レオラもカーディナリスと何やら話をしてる。
中庭に面してる窓と扉は開いているが、大きな音や声がしてるわけではない。
聞き耳を立ててるつもりはないが、否が応でも同じ部屋に居るので、カズとビワには自然と話し声が聞こえてしまう。
中庭に居る五人には聞こえてはいない。
レオラとカーディナリスも特に隠そうと小声で話してる訳ではなので、カズとビワは耳を塞いだりなんて不自然な行動はしない。
「やはり臨時講師をさせるなら、アスターが向いているか」
「そうですね。グラジオラスさんは口下手で話すのが苦手ですし、ガザニアさんは少しましになられましたが、気にいらない方がいると言葉で威圧する傾向があるので、講師にはまだ。消去法でアスターさんが適任かと思います」
「アタシも同意見だ。教え方についてはどう見る?」
カーディナリスは守護騎士三人を、更に細かくじっくり観察する。
「的確に苦手なところを指摘するアスターさんは、素晴らしいと思います。本人の意見を聞いて、どうすれば良くなるかを一緒に考えるグラジオラスさんは、教えられる方として好感が持てるかと思われます」
カーディナリスは先程の評価からガザニアは向かないと除外したので、アスターとグラジオラスの適正がどうあるかしか答えなかった。

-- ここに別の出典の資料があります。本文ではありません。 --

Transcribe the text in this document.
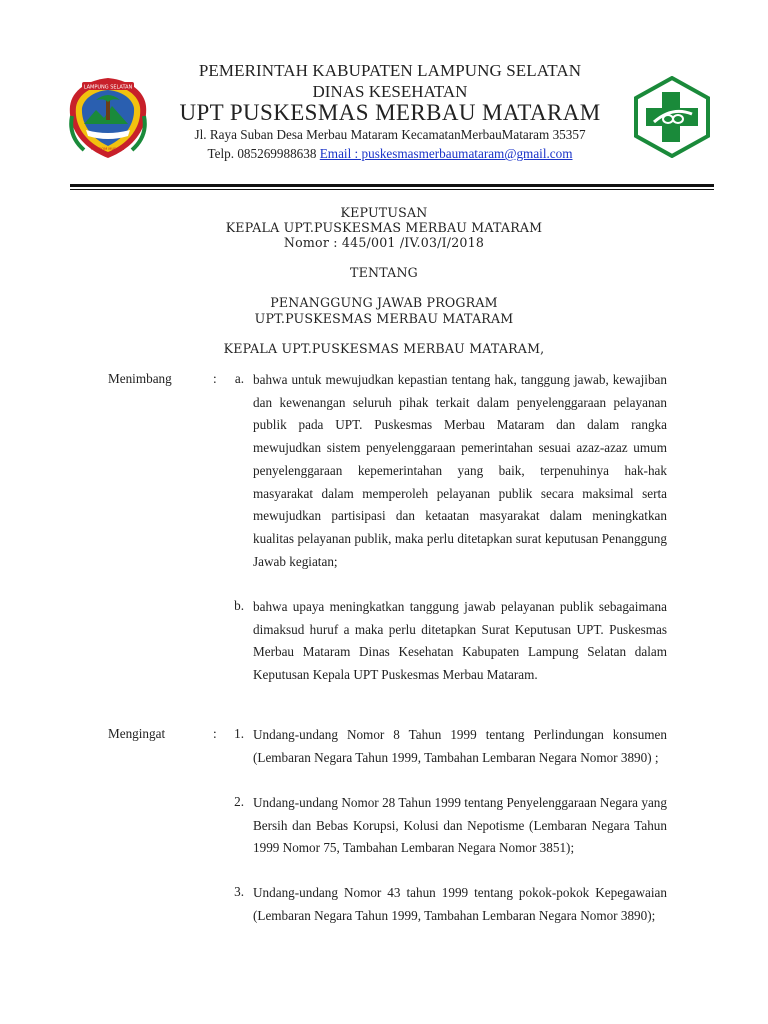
LAMPUNG SELATAN
KHAGOM MUFAKAT
PEMERINTAH KABUPATEN LAMPUNG SELATAN
DINAS KESEHATAN
UPT PUSKESMAS MERBAU MATARAM
Jl. Raya Suban Desa Merbau Mataram KecamatanMerbauMataram 35357
Telp. 085269988638 Email : puskesmasmerbaumataram@gmail.com
KEPUTUSAN
KEPALA UPT.PUSKESMAS MERBAU MATARAM
Nomor : 445/001 /IV.03/I/2018
TENTANG
PENANGGUNG JAWAB PROGRAM
UPT.PUSKESMAS MERBAU MATARAM
KEPALA UPT.PUSKESMAS MERBAU MATARAM,
Menimbang	:	a. bahwa untuk mewujudkan kepastian tentang hak, tanggung jawab, kewajiban dan kewenangan seluruh pihak terkait dalam penyelenggaraan pelayanan publik pada UPT. Puskesmas Merbau Mataram dan dalam rangka mewujudkan sistem penyelenggaraan pemerintahan sesuai azaz-azaz umum penyelenggaraan kepemerintahan yang baik, terpenuhinya hak-hak masyarakat dalam memperoleh pelayanan publik secara maksimal serta mewujudkan partisipasi dan ketaatan masyarakat dalam meningkatkan kualitas pelayanan publik, maka perlu ditetapkan surat keputusan Penanggung Jawab kegiatan;

b. bahwa upaya meningkatkan tanggung jawab pelayanan publik sebagaimana dimaksud huruf a maka perlu ditetapkan Surat Keputusan UPT. Puskesmas Merbau Mataram Dinas Kesehatan Kabupaten Lampung Selatan dalam Keputusan Kepala UPT Puskesmas Merbau Mataram.

Mengingat	:	1. Undang-undang Nomor 8 Tahun 1999 tentang Perlindungan konsumen (Lembaran Negara Tahun 1999, Tambahan Lembaran Negara Nomor 3890) ;

2. Undang-undang Nomor 28 Tahun 1999 tentang Penyelenggaraan Negara yang Bersih dan Bebas Korupsi, Kolusi dan Nepotisme (Lembaran Negara Tahun 1999 Nomor 75, Tambahan Lembaran Negara Nomor 3851);

3. Undang-undang Nomor 43 tahun 1999 tentang pokok-pokok Kepegawaian (Lembaran Negara Tahun 1999, Tambahan Lembaran Negara Nomor 3890);
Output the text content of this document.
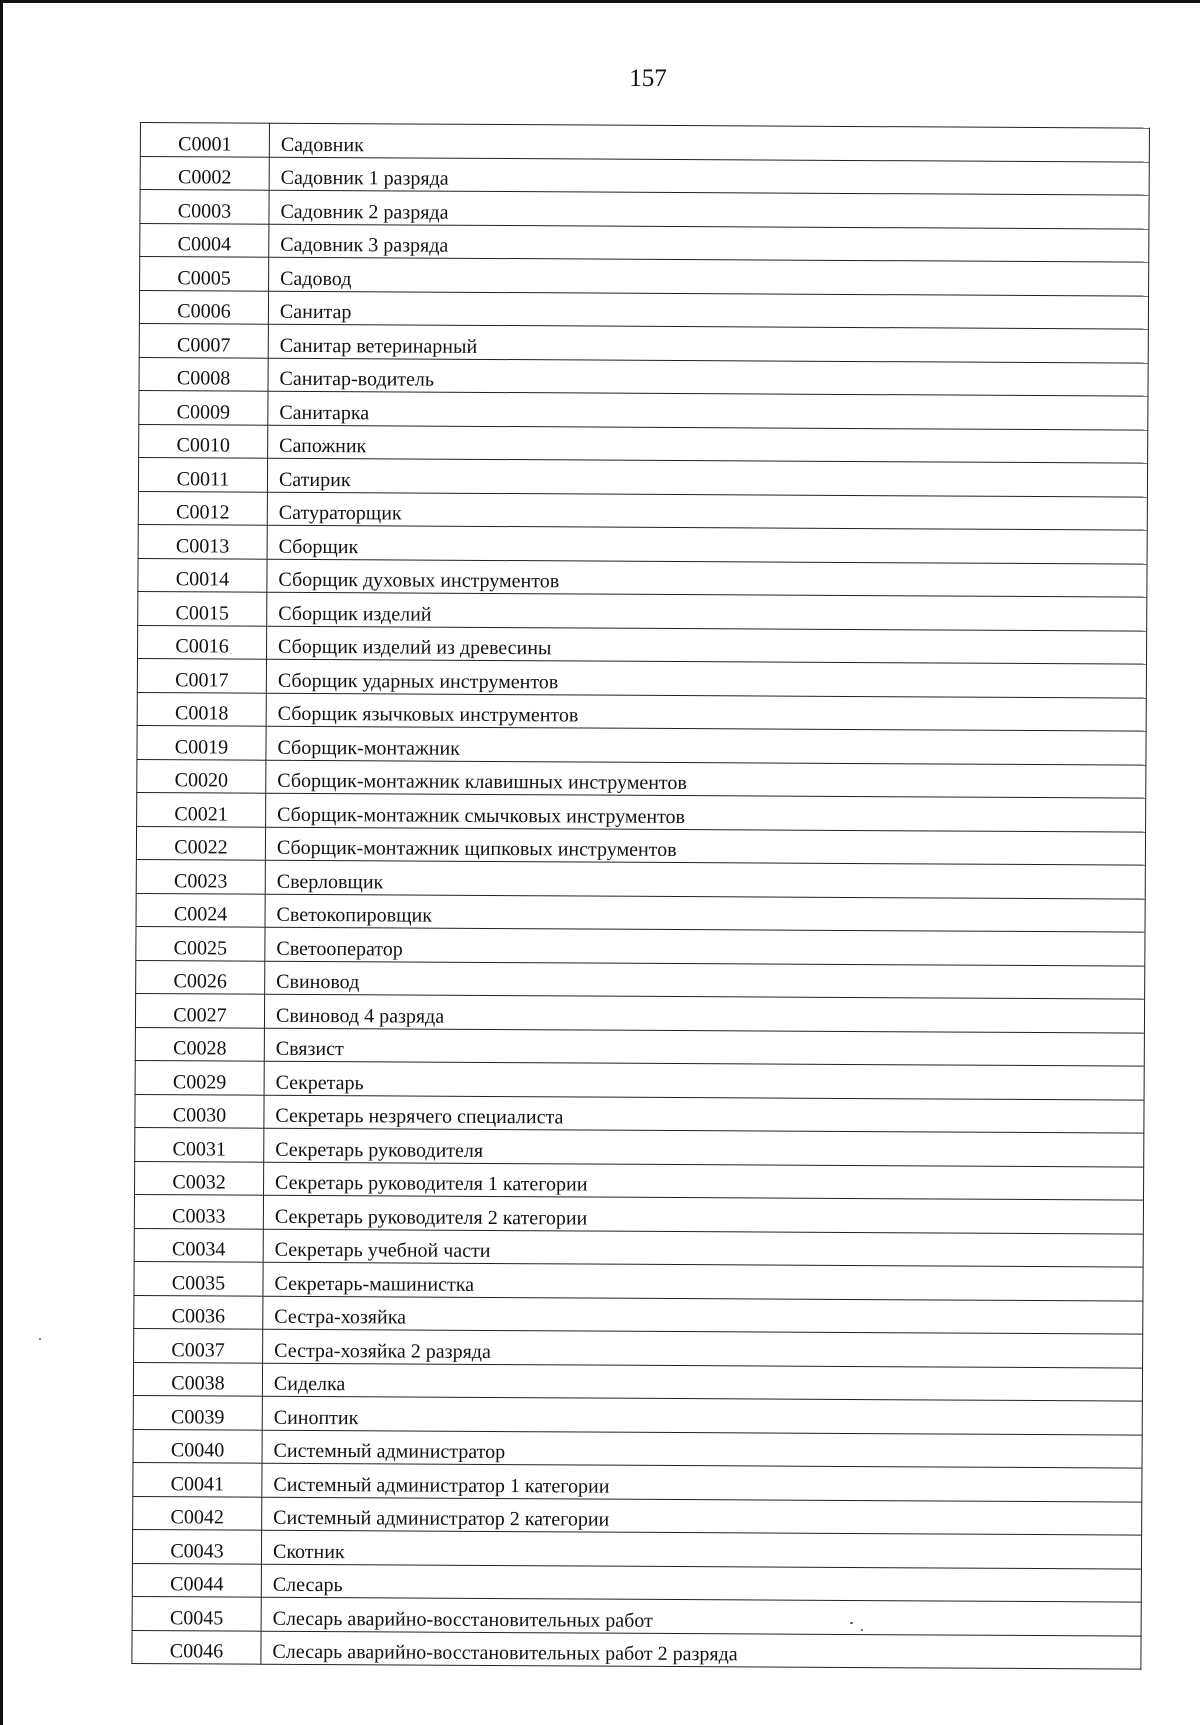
157
C0001	Садовник
C0002	Садовник 1 разряда
C0003	Садовник 2 разряда
C0004	Садовник 3 разряда
C0005	Садовод
C0006	Санитар
C0007	Санитар ветеринарный
C0008	Санитар-водитель
C0009	Санитарка
C0010	Сапожник
C0011	Сатирик
C0012	Сатураторщик
C0013	Сборщик
C0014	Сборщик духовых инструментов
C0015	Сборщик изделий
C0016	Сборщик изделий из древесины
C0017	Сборщик ударных инструментов
C0018	Сборщик язычковых инструментов
C0019	Сборщик-монтажник
C0020	Сборщик-монтажник клавишных инструментов
C0021	Сборщик-монтажник смычковых инструментов
C0022	Сборщик-монтажник щипковых инструментов
C0023	Сверловщик
C0024	Светокопировщик
C0025	Светооператор
C0026	Свиновод
C0027	Свиновод 4 разряда
C0028	Связист
C0029	Секретарь
C0030	Секретарь незрячего специалиста
C0031	Секретарь руководителя
C0032	Секретарь руководителя 1 категории
C0033	Секретарь руководителя 2 категории
C0034	Секретарь учебной части
C0035	Секретарь-машинистка
C0036	Сестра-хозяйка
C0037	Сестра-хозяйка 2 разряда
C0038	Сиделка
C0039	Синоптик
C0040	Системный администратор
C0041	Системный администратор 1 категории
C0042	Системный администратор 2 категории
C0043	Скотник
C0044	Слесарь
C0045	Слесарь аварийно-восстановительных работ
C0046	Слесарь аварийно-восстановительных работ 2 разряда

「うむ。個人に教えるとしたら、グラジオラスの方が良いか。しかし臨時講師は多数を相手にする。となると、やはり現在では、アスターが適任か」
「話の途中ですみません。少しいいですか?」
「なんだカズ?」
二人の会話の中で気になる事があり、カズは尋ねてみることにした。
「臨時講師ってなんです? この辺りに学校でもあるんですか?」
「あるぞ。貴族が通う大きな学園が他の街に」
「他の街ですか(あるんだ。学校が)」
「騎士を目指す貴族の講師として、皇族に仕える騎士が、臨時講師として行く事があるんだ。前回がアイリスのとこから二人。今回はアタシの番なんだ」
「へぇ~そんな事を。貴族以外の人の学校は?」
「十人前後が学ぶ場所が、各街に数ヶ所から数十ヶ所ある。大抵の者は家の仕事を継ぐのに、読み書きや計算を子供のうちに出来るようにする為に通っている。それなりに金が掛かるから、通うのは裕福な者達が多い。かと言って、全てがそうではない」
レオラの話からすると、どうやら貴族が通う学園は、国が作った教育機関だと言う。
だが一般庶民が通う場所は、一部の皇族や貴族の支援で作られた学習塾のような場所らしい。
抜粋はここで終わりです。